There are 236 beds in the hospital and at present there are 151 patients. That means that there should be a net gain of 85 beds to the Regional Hospital Board, assuming that the number of patients does not alter in the meantime. This is quite an accretion of strength and I am pleased to think that beds which could not be used under the old arrangement will become available in this way.
My hon. Friend asked about the finances of this matter. It is true that in order to cope with this additional capacity, the hospital management committee concerned will have to have additional 742 money to run the hospital. I can assure my hon. Friend that that point is accepted and that the necessary funds will be made available. We do not yet know which management committee will be responsible for the administration of the hospital. There are three possible choices—the Norwich, Lowestoft and Great Yarmouth, the No. 7 Group and the No. 8 Group Hospital Management Committees. It looks as though the choice will probably fall on the No. 7 Group Hospital Management Committee which at present administers one large mental hospital, St. Andrews Hospital at Thorpe, Norwich.

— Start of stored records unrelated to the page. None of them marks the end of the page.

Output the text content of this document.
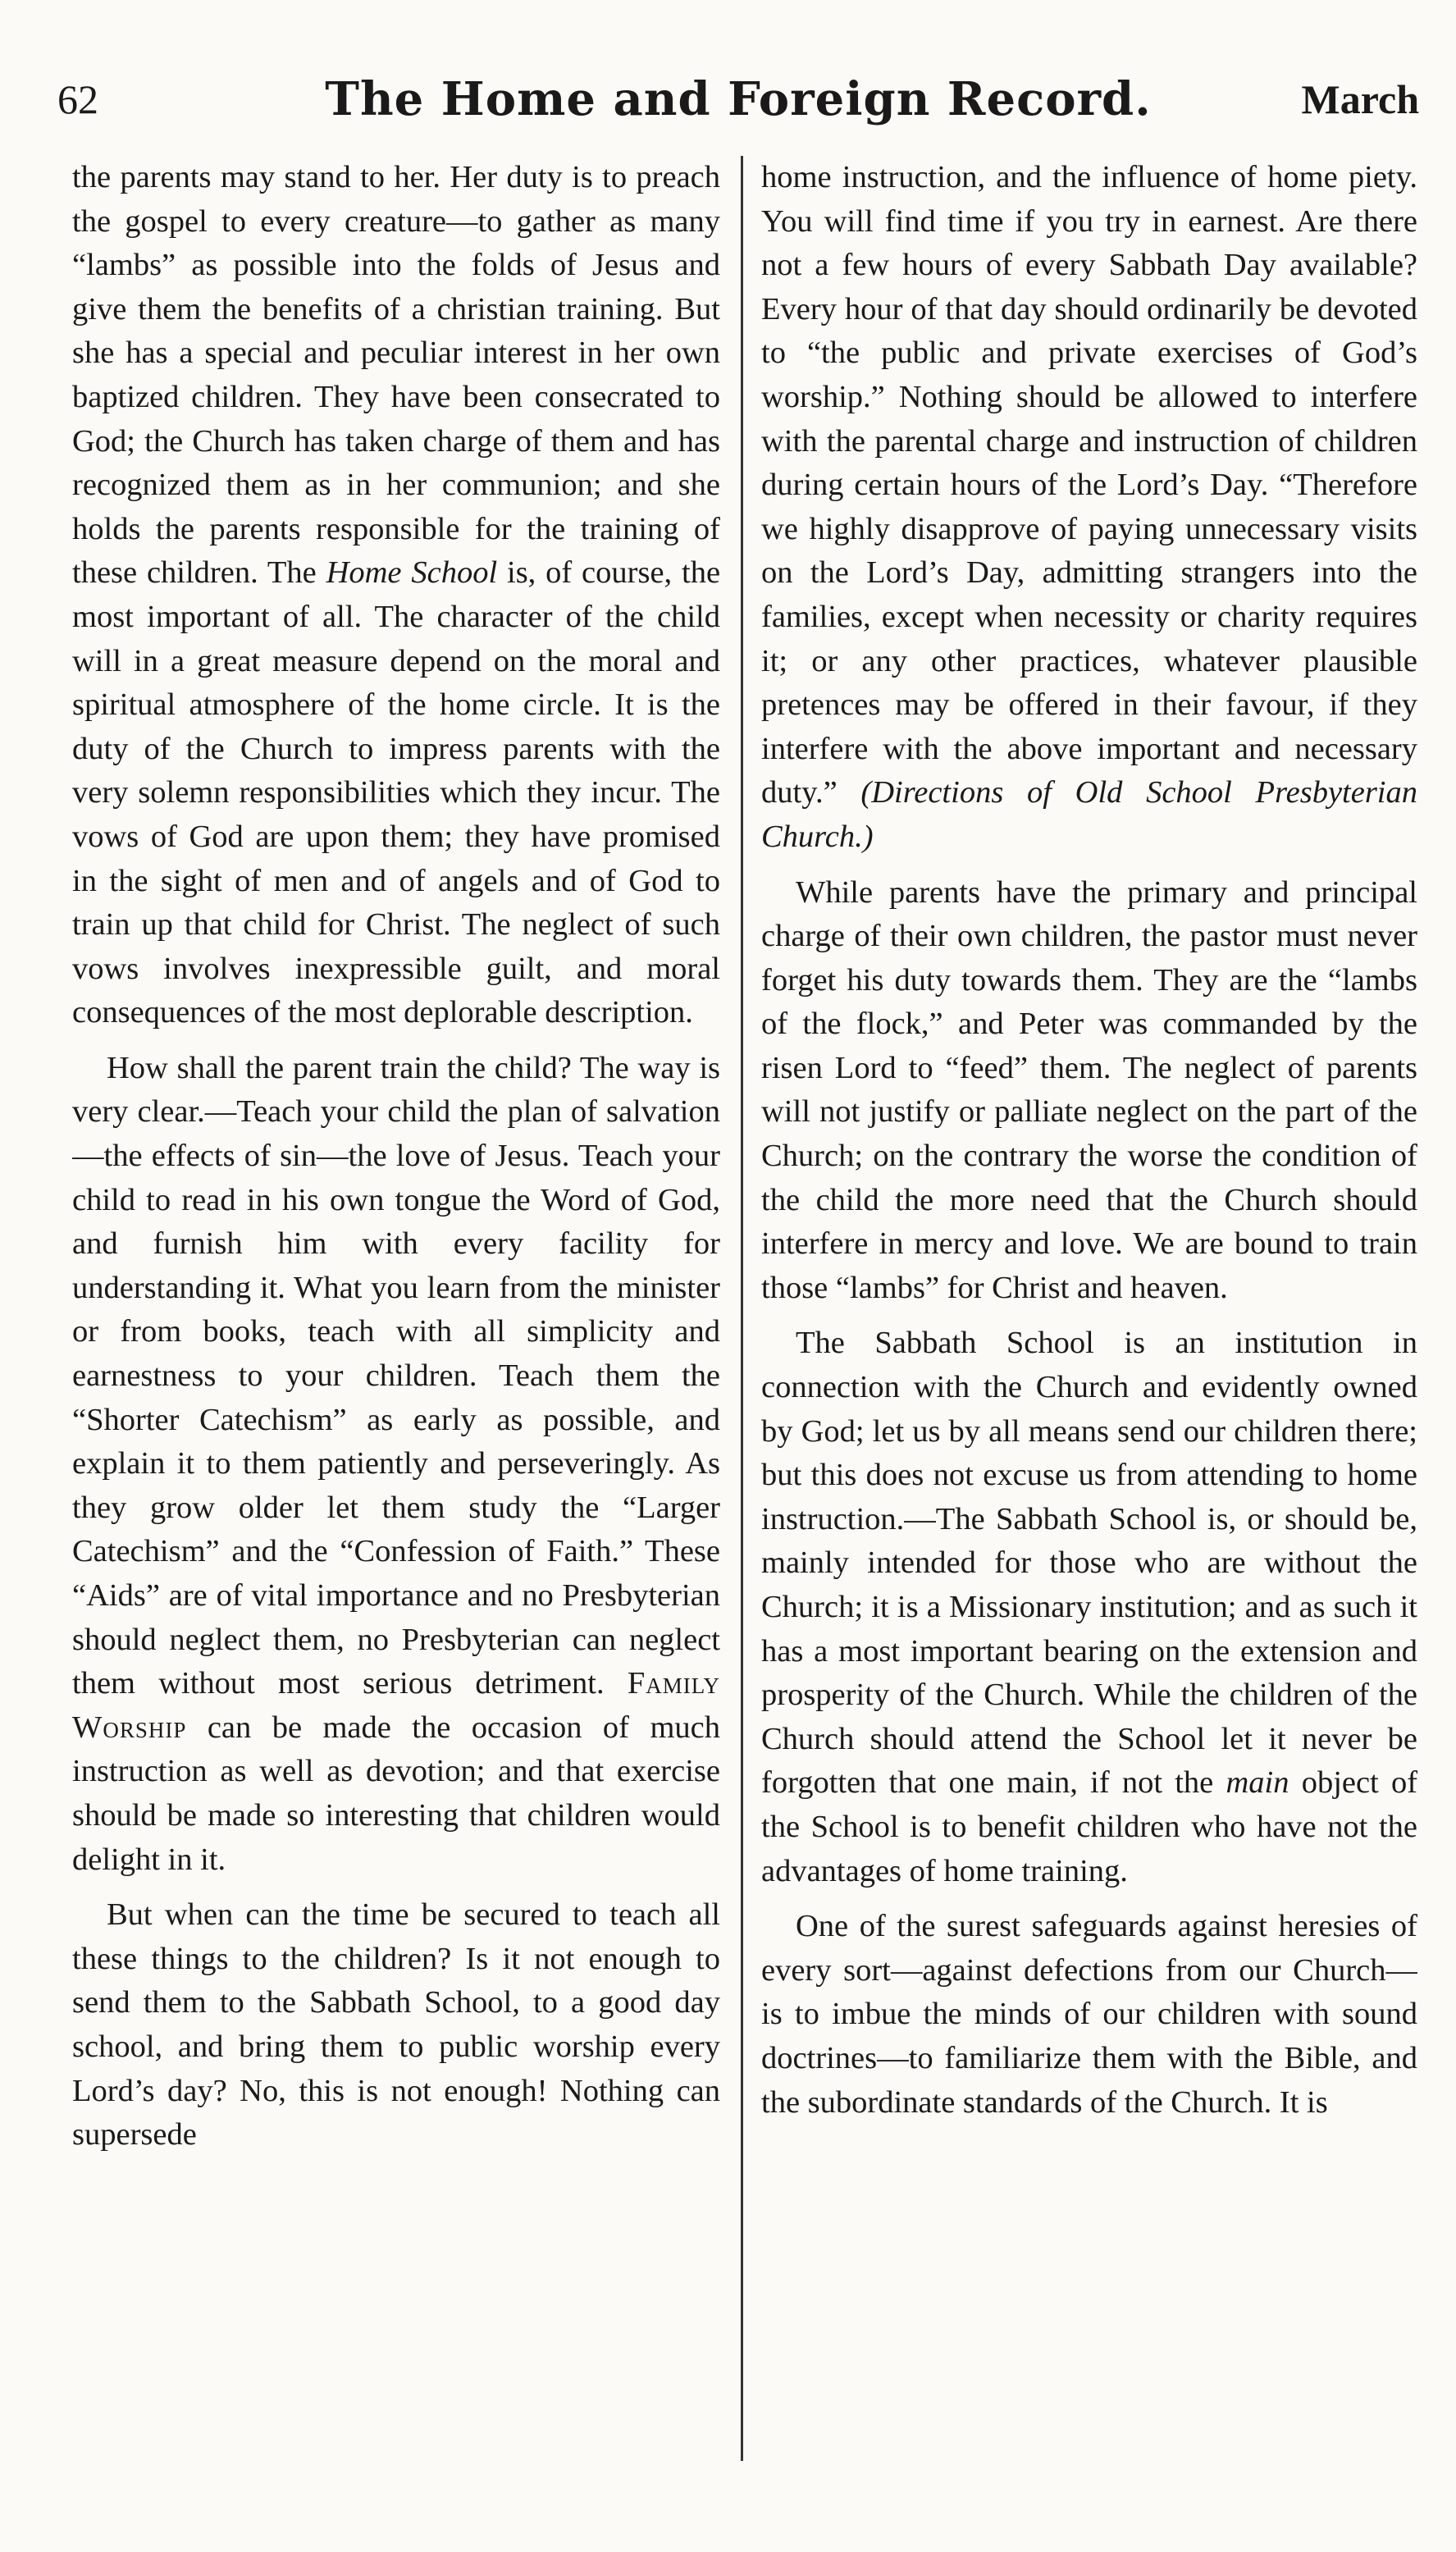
62	The Home and Foreign Record.	March

the parents may stand to her. Her duty is to preach the gospel to every creature—to gather as many “lambs” as possible into the folds of Jesus and give them the benefits of a christian training. But she has a special and peculiar interest in her own baptized children. They have been consecrated to God; the Church has taken charge of them and has recognized them as in her communion; and she holds the parents responsible for the training of these children. The Home School is, of course, the most important of all. The character of the child will in a great measure depend on the moral and spiritual atmosphere of the home circle. It is the duty of the Church to impress parents with the very solemn responsibilities which they incur. The vows of God are upon them; they have promised in the sight of men and of angels and of God to train up that child for Christ. The neglect of such vows involves inexpressible guilt, and moral consequences of the most deplorable description.

How shall the parent train the child? The way is very clear.—Teach your child the plan of salvation—the effects of sin—the love of Jesus. Teach your child to read in his own tongue the Word of God, and furnish him with every facility for understanding it. What you learn from the minister or from books, teach with all simplicity and earnestness to your children. Teach them the “Shorter Catechism” as early as possible, and explain it to them patiently and perseveringly. As they grow older let them study the “Larger Catechism” and the “Confession of Faith.” These “Aids” are of vital importance and no Presbyterian should neglect them, no Presbyterian can neglect them without most serious detriment. Family Worship can be made the occasion of much instruction as well as devotion; and that exercise should be made so interesting that children would delight in it.

But when can the time be secured to teach all these things to the children? Is it not enough to send them to the Sabbath School, to a good day school, and bring them to public worship every Lord’s day? No, this is not enough! Nothing can supersede

home instruction, and the influence of home piety. You will find time if you try in earnest. Are there not a few hours of every Sabbath Day available? Every hour of that day should ordinarily be devoted to “the public and private exercises of God’s worship.” Nothing should be allowed to interfere with the parental charge and instruction of children during certain hours of the Lord’s Day. “Therefore we highly disapprove of paying unnecessary visits on the Lord’s Day, admitting strangers into the families, except when necessity or charity requires it; or any other practices, whatever plausible pretences may be offered in their favour, if they interfere with the above important and necessary duty.” (Directions of Old School Presbyterian Church.)

While parents have the primary and principal charge of their own children, the pastor must never forget his duty towards them. They are the “lambs of the flock,” and Peter was commanded by the risen Lord to “feed” them. The neglect of parents will not justify or palliate neglect on the part of the Church; on the contrary the worse the condition of the child the more need that the Church should interfere in mercy and love. We are bound to train those “lambs” for Christ and heaven.

The Sabbath School is an institution in connection with the Church and evidently owned by God; let us by all means send our children there; but this does not excuse us from attending to home instruction.—The Sabbath School is, or should be, mainly intended for those who are without the Church; it is a Missionary institution; and as such it has a most important bearing on the extension and prosperity of the Church. While the children of the Church should attend the School let it never be forgotten that one main, if not the main object of the School is to benefit children who have not the advantages of home training.

One of the surest safeguards against heresies of every sort—against defections from our Church—is to imbue the minds of our children with sound doctrines—to familiarize them with the Bible, and the subordinate standards of the Church. It is
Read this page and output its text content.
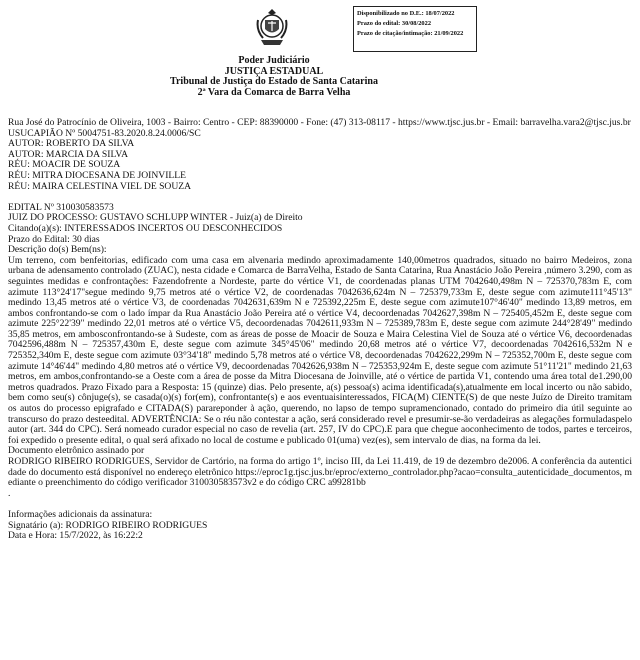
Disponibilizado no D.E.: 18/07/2022
Prazo do edital: 30/08/2022
Prazo de citação/intimação: 21/09/2022
Poder Judiciário
JUSTIÇA ESTADUAL
Tribunal de Justiça do Estado de Santa Catarina
2ª Vara da Comarca de Barra Velha
Rua José do Patrocínio de Oliveira, 1003 - Bairro: Centro - CEP: 88390000 - Fone: (47) 313-08117 - https://www.tjsc.jus.br - Email: barravelha.vara2@tjsc.jus.br
USUCAPIÃO Nº 5004751-83.2020.8.24.0006/SC
AUTOR: ROBERTO DA SILVA
AUTOR: MARCIA DA SILVA
RÉU: MOACIR DE SOUZA
RÉU: MITRA DIOCESANA DE JOINVILLE
RÉU: MAIRA CELESTINA VIEL DE SOUZA
EDITAL Nº 310030583573
JUIZ DO PROCESSO: GUSTAVO SCHLUPP WINTER - Juiz(a) de Direito
Citando(a)(s): INTERESSADOS INCERTOS OU DESCONHECIDOS
Prazo do Edital: 30 dias
Descrição do(s) Bem(ns):
Um terreno, com benfeitorias, edificado com uma casa em alvenaria medindo aproximadamente 140,00metros quadrados, situado no bairro Medeiros, zona urbana de adensamento controlado (ZUAC), nesta cidade e Comarca de BarraVelha, Estado de Santa Catarina, Rua Anastácio João Pereira ,número 3.290, com as seguintes medidas e confrontações: Fazendofrente a Nordeste, parte do vértice V1, de coordenadas planas UTM 7042640,498m N – 725370,783m E, com azimute 113°24'17"segue medindo 9,75 metros até o vértice V2, de coordenadas 7042636,624m N – 725379,733m E, deste segue com azimute111°45'13" medindo 13,45 metros até o vértice V3, de coordenadas 7042631,639m N e 725392,225m E, deste segue com azimute107°46'40" medindo 13,89 metros, em ambos confrontando-se com o lado ímpar da Rua Anastácio João Pereira até o vértice V4, decoordenadas 7042627,398m N – 725405,452m E, deste segue com azimute 225°22'39" medindo 22,01 metros até o vértice V5, decoordenadas 7042611,933m N – 725389,783m E, deste segue com azimute 244°28'49" medindo 35,85 metros, em ambosconfrontando-se à Sudeste, com as áreas de posse de Moacir de Souza e Maira Celestina Viel de Souza até o vértice V6, decoordenadas 7042596,488m N – 725357,430m E, deste segue com azimute 345°45'06" medindo 20,68 metros até o vértice V7, decoordenadas 7042616,532m N e 725352,340m E, deste segue com azimute 03°34'18" medindo 5,78 metros até o vértice V8, decoordenadas 7042622,299m N – 725352,700m E, deste segue com azimute 14°46'44" medindo 4,80 metros até o vértice V9, decoordenadas 7042626,938m N – 725353,924m E, deste segue com azimute 51°11'21" medindo 21,63 metros, em ambos,confrontando-se a Oeste com a área de posse da Mitra Diocesana de Joinville, até o vértice de partida V1, contendo uma área total de1.290,00 metros quadrados. Prazo Fixado para a Resposta: 15 (quinze) dias. Pelo presente, a(s) pessoa(s) acima identificada(s),atualmente em local incerto ou não sabido, bem como seu(s) cônjuge(s), se casada(o)(s) for(em), confrontante(s) e aos eventuaisinteressados, FICA(M) CIENTE(S) de que neste Juízo de Direito tramitam os autos do processo epigrafado e CITADA(S) parareponder à ação, querendo, no lapso de tempo supramencionado, contado do primeiro dia útil seguinte ao transcurso do prazo desteedital. ADVERTÊNCIA: Se o réu não contestar a ação, será considerado revel e presumir-se-ão verdadeiras as alegações formuladaspelo autor (art. 344 do CPC). Será nomeado curador especial no caso de revelia (art. 257, IV do CPC).E para que chegue aoconhecimento de todos, partes e terceiros, foi expedido o presente edital, o qual será afixado no local de costume e publicado 01(uma) vez(es), sem intervalo de dias, na forma da lei.
Documento eletrônico assinado por
RODRIGO RIBEIRO RODRIGUES, Servidor de Cartório, na forma do artigo 1º, inciso III, da Lei 11.419, de 19 de dezembro de2006. A conferência da autenticidade do documento está disponível no endereço eletrônico https://eproc1g.tjsc.jus.br/eproc/externo_controlador.php?acao=consulta_autenticidade_documentos, mediante o preenchimento do código verificador 310030583573v2 e do código CRC a99281bb
.
Informações adicionais da assinatura:
Signatário (a): RODRIGO RIBEIRO RODRIGUES
Data e Hora: 15/7/2022, às 16:22:2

The right hon. Gentleman made a passing reference to the differences in the hospital service. I take his point about that. We have had ample discussion of the matter in the last few days and I shall repeat only what I said on the previous occasion, that nobody supposes that the differences will be permanent and that in the meantime we should not be deterred from taking steps which in the end will be beneficial to the hospital service merely because the differences exist.
§ Mr. Arthur Moyle (Oldbury & Halesowen)
This is a technical point. Assuming that the staff concerned agree—and I am mainly concerned with the general and domestic staffs—to assimilation into conditions of service generally prevailing, if subsequent increases in pay are granted to staffs, will those increases also apply to the staff of this hospital?
§ Mr. Thompson
Yes, that is so. The hon. Member may be interested to know that, following last week's debate, the staff of the Yarmouth Hospital sent a small deputation to the surgeon-captain of the hospital to say that they were most satisfied with the options offered to them, so we can take it that that part of the operation has got away to a good start.
I commend the Bill to the House and hope that it will be given a Third Reading.
§ Question put and agreed to.
§ Bill accordingly read the Third time and passed.